Page MenuHomePhabricator

Enable ICUTokNorm() for Glent M0 and M1
Closed, ResolvedPublic2 Estimated Story Points

Description

User story: As someone who has been working on this for too long, I want the new Glent normalizer to be activated so we can generate better suggestions for M0 now and for M‍1 in the near future.

When the last code for T238151 is merged, we need to enable icutoknorm as the normalizer for M0 and M‍1 on the command line in Airflow ( --query-normalizer ).

We may also want to regenerate old data using the new normalizer if needed. (I'm not sure if it is needed, and we could also decide that it isn't worth it and let the older data age out, but that would take a while, and we wouldn't have the new normalizer in place for the M‍1 A/B test.)

Acceptance Criteria:

  • Airflow shows that M0 and M‍1 data prep are using --query-normalizer icutoknorm as a command line option.
  • Old data has been regenerated for M0 and M‍1, or we've explained why we shouldn't or don't need to.

Event Timeline

Gehel set the point value for this task to 2.Sep 14 2020, 5:57 PM

The plan is for @EBernhardson to document the process and for me to perform the process following the docs, so that bumped the estimation for the task up to 2.

Created Discovery/Analytics/Glent on wikitech. Bare bones but will rank highly in wikitech search and covers the commands used for releasing new jars along with links to configuration and the related analytics airflow.

Updated Discovery/Analytics on wikitech. Added updating java jars section with some descriptions and a link to glent docs for jar release process. Added section on updating airflow dags and removed sections on deploying oozie coordinators that no longer exit. Added sections about airflow in the How to Deploy section as well.

I suspect this is still going to be a bit unclear, but please let me know whats missing and how it could make more sense. I

Old data has been regenerated for M0 and M‍1, or we've explained why we shouldn't or don't need to.

I took a quick look and my initial impression here was incorrect. There may be changes necessary here, but it's not immediately obvious. For query similarity (m1) we can re-process the latest dataset and re-calculate the norm'd query. Session similarity (m0) isn't as obvious, because it maintains pairs of (query, dym).

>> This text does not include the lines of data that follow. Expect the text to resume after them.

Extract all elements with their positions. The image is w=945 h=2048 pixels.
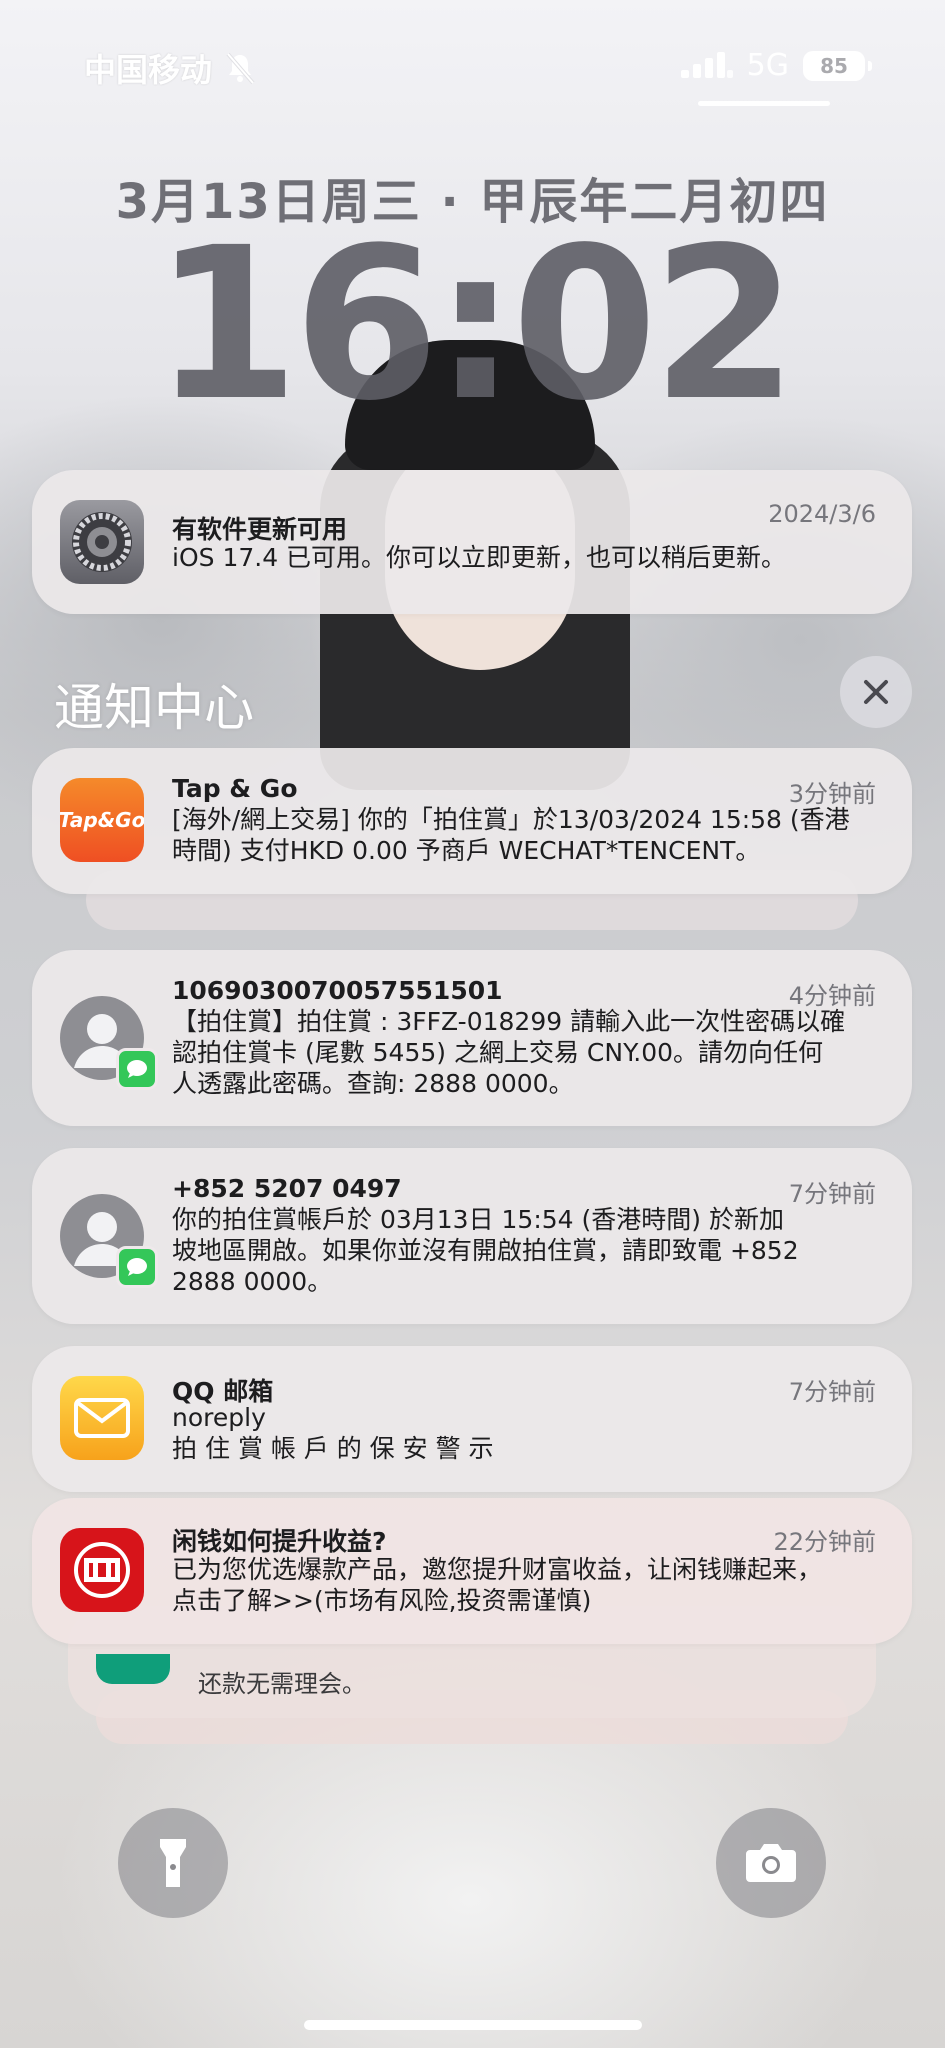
battery-level: 85 [820, 53, 848, 78]
camera-button[interactable] [716, 1808, 826, 1918]
notification-title: 闲钱如何提升收益? [172, 1527, 387, 1556]
lock-clock: 16:02 [153, 202, 797, 447]
notification-body: 【拍住賞】拍住賞 : 3FFZ-018299 請輸入此一次性密碼以確 認拍住賞卡… [172, 1007, 846, 1098]
carrier: 中国移动 [84, 45, 258, 91]
signal-icon [680, 51, 733, 78]
notification-body: iOS 17.4 已可用。你可以立即更新，也可以稍后更新。 [172, 543, 787, 572]
notification-time: 2024/3/6 [768, 500, 876, 528]
status-bar: 中国移动 5G 85 [0, 0, 945, 110]
notification-title: Tap & Go [172, 774, 298, 803]
notification-software-update[interactable]: 有软件更新可用 2024/3/6 iOS 17.4 已可用。你可以立即更新，也可… [32, 470, 912, 614]
battery-indicator: 85 [803, 50, 872, 81]
tapgo-logo-text: Tap&Go [60, 808, 144, 832]
tapgo-app-icon: Tap&Go [60, 778, 144, 862]
status-underline [698, 101, 830, 106]
notification-body: noreply 拍 住 賞 帳 戶 的 保 安 警 示 [172, 1403, 494, 1463]
flashlight-icon [160, 1839, 186, 1887]
camera-icon [746, 1844, 796, 1882]
citic-app-icon [60, 1528, 144, 1612]
status-indicators: 5G 85 [680, 48, 872, 83]
settings-app-icon [60, 500, 144, 584]
notification-center-title: 通知中心 [54, 679, 254, 737]
clear-notifications-button[interactable] [840, 656, 912, 728]
notification-qqmail[interactable]: QQ 邮箱 7分钟前 noreply 拍 住 賞 帳 戶 的 保 安 警 示 [32, 1346, 912, 1492]
partial-app-icon [96, 1654, 170, 1684]
notification-sms-account[interactable]: +852 5207 0497 7分钟前 你的拍住賞帳戶於 03月13日 15:5… [32, 1148, 912, 1324]
partial-notification-text: 还款无需理会。 [198, 1670, 366, 1698]
qqmail-app-icon [60, 1376, 144, 1460]
notification-title: 有软件更新可用 [172, 515, 348, 544]
flashlight-button[interactable] [118, 1808, 228, 1918]
home-indicator[interactable] [304, 2020, 642, 2030]
messages-badge [116, 1246, 158, 1288]
notification-citic[interactable]: 闲钱如何提升收益? 22分钟前 已为您优选爆款产品，邀您提升财富收益，让闲钱赚起… [32, 1498, 912, 1644]
message-bubble-icon [127, 1258, 147, 1276]
mail-icon [74, 1398, 130, 1438]
notification-time: 22分钟前 [773, 1528, 876, 1556]
network-type: 5G [746, 48, 789, 83]
gear-icon [72, 512, 132, 572]
message-bubble-icon [127, 1060, 147, 1078]
carrier-label: 中国移动 [84, 51, 213, 89]
notification-body: 你的拍住賞帳戶於 03月13日 15:54 (香港時間) 於新加 坡地區開啟。如… [172, 1205, 799, 1296]
notification-title: +852 5207 0497 [172, 1174, 402, 1203]
close-icon [864, 680, 888, 704]
notification-body: [海外/網上交易] 你的「拍住賞」於13/03/2024 15:58 (香港 時… [172, 805, 850, 865]
citic-logo-icon [74, 1542, 130, 1598]
notification-title: 1069030070057551501 [172, 976, 503, 1005]
notification-sms-otp[interactable]: 1069030070057551501 4分钟前 【拍住賞】拍住賞 : 3FFZ… [32, 950, 912, 1126]
messages-badge [116, 1048, 158, 1090]
notification-tapgo[interactable]: Tap&Go Tap & Go 3分钟前 [海外/網上交易] 你的「拍住賞」於1… [32, 748, 912, 894]
bell-slash-icon [226, 52, 255, 85]
notification-body: 已为您优选爆款产品，邀您提升财富收益，让闲钱赚起来， 点击了解>>(市场有风险,… [172, 1555, 823, 1615]
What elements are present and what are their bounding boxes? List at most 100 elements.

Possible concerns for session similarity:

  • We throw out query.norm == dym.norm pairs. changing the normalizer means we may have pairs that match. Shouldn't be a problem, they won't have new matches added and will fall out of the dataset
  • Edit distance is calculated between the normalized values, if re-calculating norm'd queries the distance needs to be recalced as well.
    • May want to re-apply the max edit distance filters? But again they will fall out of dataset over time and can probably be ignored.

Rough guess:

  • We should write a process that reads in an m0 partition and re-calculates the query norm. hive's alter table rename partition can be used to replace the existing partition
  • Similarly a process for m1 to recalculate query norm and edit distance.

Created Discovery/Analytics/Glent on wikitech. Bare bones but will rank highly in wikitech search and covers the commands used for releasing new jars along with links to configuration and the related analytics airflow.

It looks reasonable so far, but I'm stuck getting everything ready to release. I'm not sure which machine is "scm" or how to check what my password is there. I tried to log into archiva.wikimedia.org, but either I can't, or I can't figure out which password is the right one. It doesn't seem to be my wikitech password.

Looking ahead to deployment, I am listed in the archiva-deployers group, so that's good.

I've asked for access to archiva.wikimedia.org after talking to David this morning. Will update when that's done.

Claiming this and moving this to "in progress"—though Erik is also doing work with documentation, and I'm on hold waiting for access to the right server.

Turns out there was a misunderstanding about how to access archiva.wikimedia.org, and all that is taken care of. Moved the ticket to waiting until Erik updates the filter that unintentionally filtered all of the Japanese data. When that's done, we can re-deploy the Glent jars just the once, then enable this.

Change 629787 had a related patch set uploaded (by Ebernhardson; owner: Ebernhardson):
[search/glent@master] Repair words only query filter

https://gerrit.wikimedia.org/r/629787

Change 629787 merged by jenkins-bot:
[search/glent@master] Repair words only query filter

https://gerrit.wikimedia.org/r/629787

Change 630223 had a related patch set uploaded (by Tjones; owner: Tjones):
[wikimedia/discovery/analytics@master] Configure glent to use the new ICUTokNorm normalizer

https://gerrit.wikimedia.org/r/630223

Change 630223 merged by jenkins-bot:
[wikimedia/discovery/analytics@master] Configure glent to use the new ICUTokNorm normalizer

https://gerrit.wikimedia.org/r/630223

Today Erik and I worked through the process on getting this enabled. We ran into a few permissions and tool problems, but we improved the docs and will look into permissions to make it better for next time.

New settings are in production. Erik kicked off some re-runs to backfill available data, and the rest should be run tomorrow as part of the normal weekly glent process.